New Insights Into Advanced Glycation End Products Induced Melanogenesis and Intervention Strategies

Background: Skin hyperpigmentation refers to areas of skin that become darker than the surrounding skin due to an increase in melanin production, which greatly impacts skin esthetics. UV exposure, intrinsic hormonal changes, or injury are the general causes of hyperpigmentation. Recently, studies indicated that advanced glycation end products (AGEs) contribute to hyperpigmentation. However, detailed mechanisms involved in this process as well as therapeutic solutions are yet to be explored.

Aims: This study aimed to investigate the underlying mechanisms as well as intervention strategies targeting AGEs-induced melanogenesis.

Methods: The study exposed skin cells and 3D epidermal models to AGEs and measured melanin production and Tyrosinase activity. Dimethoxytolyl propylresorcinol (DP), niacinamide, and green tea extract were tested for their ability to inhibit AGEs-induced melanogenesis or related cytokines. The AGEs breaking efficacy of DP was assessed on glycated lysozyme by mass spectrometry, as well as on glycated skin cells and 3D full-thickness skin models.
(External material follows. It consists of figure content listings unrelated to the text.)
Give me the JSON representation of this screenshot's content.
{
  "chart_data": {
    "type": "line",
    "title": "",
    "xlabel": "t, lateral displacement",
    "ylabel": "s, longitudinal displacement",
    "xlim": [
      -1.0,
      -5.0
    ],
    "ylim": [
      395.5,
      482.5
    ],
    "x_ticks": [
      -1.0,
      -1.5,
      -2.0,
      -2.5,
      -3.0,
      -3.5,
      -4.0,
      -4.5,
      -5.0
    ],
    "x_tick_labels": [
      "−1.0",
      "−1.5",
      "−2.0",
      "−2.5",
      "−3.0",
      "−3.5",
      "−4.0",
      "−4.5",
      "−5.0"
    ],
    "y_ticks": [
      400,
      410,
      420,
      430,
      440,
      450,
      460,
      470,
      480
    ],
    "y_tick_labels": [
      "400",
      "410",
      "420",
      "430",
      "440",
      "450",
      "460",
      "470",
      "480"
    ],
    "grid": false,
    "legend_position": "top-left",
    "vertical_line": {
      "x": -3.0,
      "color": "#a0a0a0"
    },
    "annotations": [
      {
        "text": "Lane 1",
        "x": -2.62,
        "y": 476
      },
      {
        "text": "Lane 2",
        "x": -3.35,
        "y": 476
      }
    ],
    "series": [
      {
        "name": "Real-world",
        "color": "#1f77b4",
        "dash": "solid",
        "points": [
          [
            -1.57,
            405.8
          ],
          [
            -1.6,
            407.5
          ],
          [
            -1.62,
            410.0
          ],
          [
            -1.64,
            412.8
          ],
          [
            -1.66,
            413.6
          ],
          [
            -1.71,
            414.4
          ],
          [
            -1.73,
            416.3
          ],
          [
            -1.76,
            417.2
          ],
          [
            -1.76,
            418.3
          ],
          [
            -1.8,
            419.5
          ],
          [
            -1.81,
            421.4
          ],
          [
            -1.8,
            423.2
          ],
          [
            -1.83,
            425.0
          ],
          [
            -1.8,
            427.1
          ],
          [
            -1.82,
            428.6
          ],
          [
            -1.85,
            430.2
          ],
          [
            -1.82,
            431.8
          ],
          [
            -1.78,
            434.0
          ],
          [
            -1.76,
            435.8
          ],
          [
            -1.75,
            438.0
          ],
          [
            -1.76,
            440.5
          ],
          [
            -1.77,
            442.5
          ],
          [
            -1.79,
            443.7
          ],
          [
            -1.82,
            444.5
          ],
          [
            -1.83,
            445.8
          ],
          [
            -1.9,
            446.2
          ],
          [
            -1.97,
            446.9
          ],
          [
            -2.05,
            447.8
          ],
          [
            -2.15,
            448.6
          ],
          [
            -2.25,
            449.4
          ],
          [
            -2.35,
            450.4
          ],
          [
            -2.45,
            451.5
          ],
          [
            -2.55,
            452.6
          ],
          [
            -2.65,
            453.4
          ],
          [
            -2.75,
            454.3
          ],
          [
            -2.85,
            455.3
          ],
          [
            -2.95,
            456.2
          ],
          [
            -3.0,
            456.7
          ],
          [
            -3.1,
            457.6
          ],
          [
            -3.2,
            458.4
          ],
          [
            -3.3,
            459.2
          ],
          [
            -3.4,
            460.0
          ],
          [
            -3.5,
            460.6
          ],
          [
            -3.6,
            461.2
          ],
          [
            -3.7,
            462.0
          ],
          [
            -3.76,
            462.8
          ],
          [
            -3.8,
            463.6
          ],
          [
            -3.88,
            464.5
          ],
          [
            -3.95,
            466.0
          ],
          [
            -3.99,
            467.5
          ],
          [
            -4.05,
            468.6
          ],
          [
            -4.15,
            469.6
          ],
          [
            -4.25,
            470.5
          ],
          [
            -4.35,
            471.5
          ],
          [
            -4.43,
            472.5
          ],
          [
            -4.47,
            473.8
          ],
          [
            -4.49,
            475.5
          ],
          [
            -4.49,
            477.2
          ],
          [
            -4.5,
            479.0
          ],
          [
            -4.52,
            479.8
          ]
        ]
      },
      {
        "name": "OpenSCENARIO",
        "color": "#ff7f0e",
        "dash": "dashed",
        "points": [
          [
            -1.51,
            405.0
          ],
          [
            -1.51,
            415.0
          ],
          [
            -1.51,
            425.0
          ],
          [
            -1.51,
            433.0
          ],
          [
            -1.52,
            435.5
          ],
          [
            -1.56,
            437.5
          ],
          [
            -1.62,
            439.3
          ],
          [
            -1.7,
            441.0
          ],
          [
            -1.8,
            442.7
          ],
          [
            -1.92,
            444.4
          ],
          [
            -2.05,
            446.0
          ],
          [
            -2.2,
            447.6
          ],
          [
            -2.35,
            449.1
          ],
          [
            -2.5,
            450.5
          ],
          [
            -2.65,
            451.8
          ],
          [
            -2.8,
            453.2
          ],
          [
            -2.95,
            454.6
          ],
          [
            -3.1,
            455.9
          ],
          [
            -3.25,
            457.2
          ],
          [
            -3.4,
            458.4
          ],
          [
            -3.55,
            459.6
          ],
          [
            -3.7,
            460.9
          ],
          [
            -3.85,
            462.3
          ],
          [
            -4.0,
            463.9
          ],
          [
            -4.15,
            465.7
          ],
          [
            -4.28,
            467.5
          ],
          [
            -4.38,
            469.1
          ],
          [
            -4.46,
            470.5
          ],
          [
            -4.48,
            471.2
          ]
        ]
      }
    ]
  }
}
Results and conclusions: Exposure to AGEs stimulates Tyrosinase activity and melanin production in melanocytes and 3D melanocyte-containing epidermal skin models. AGEs upregulate IL-33 expression in fibroblasts via NLRP1/Caspase1 activation. DP was discovered to be an effective AGEs crosslink breaker and also capable of inhibiting AGEs induced melanin production in skin models. Moreover, niacinamide and green tea extract effectively inhibit IL-18/IL-33 secretion stimulated by AGEs. Those 3 components work collectively to target different stages of AGEs induced melanogenesis in skin and appear to be a potent intervention strategy to treat skin hyperpigmentation and sallowness issues during the aging process.

dimethoxytolyl propylresorcinol; glycation; green tea extract; hyperpigmentation; inflammation; melanogenesis; niacinamide.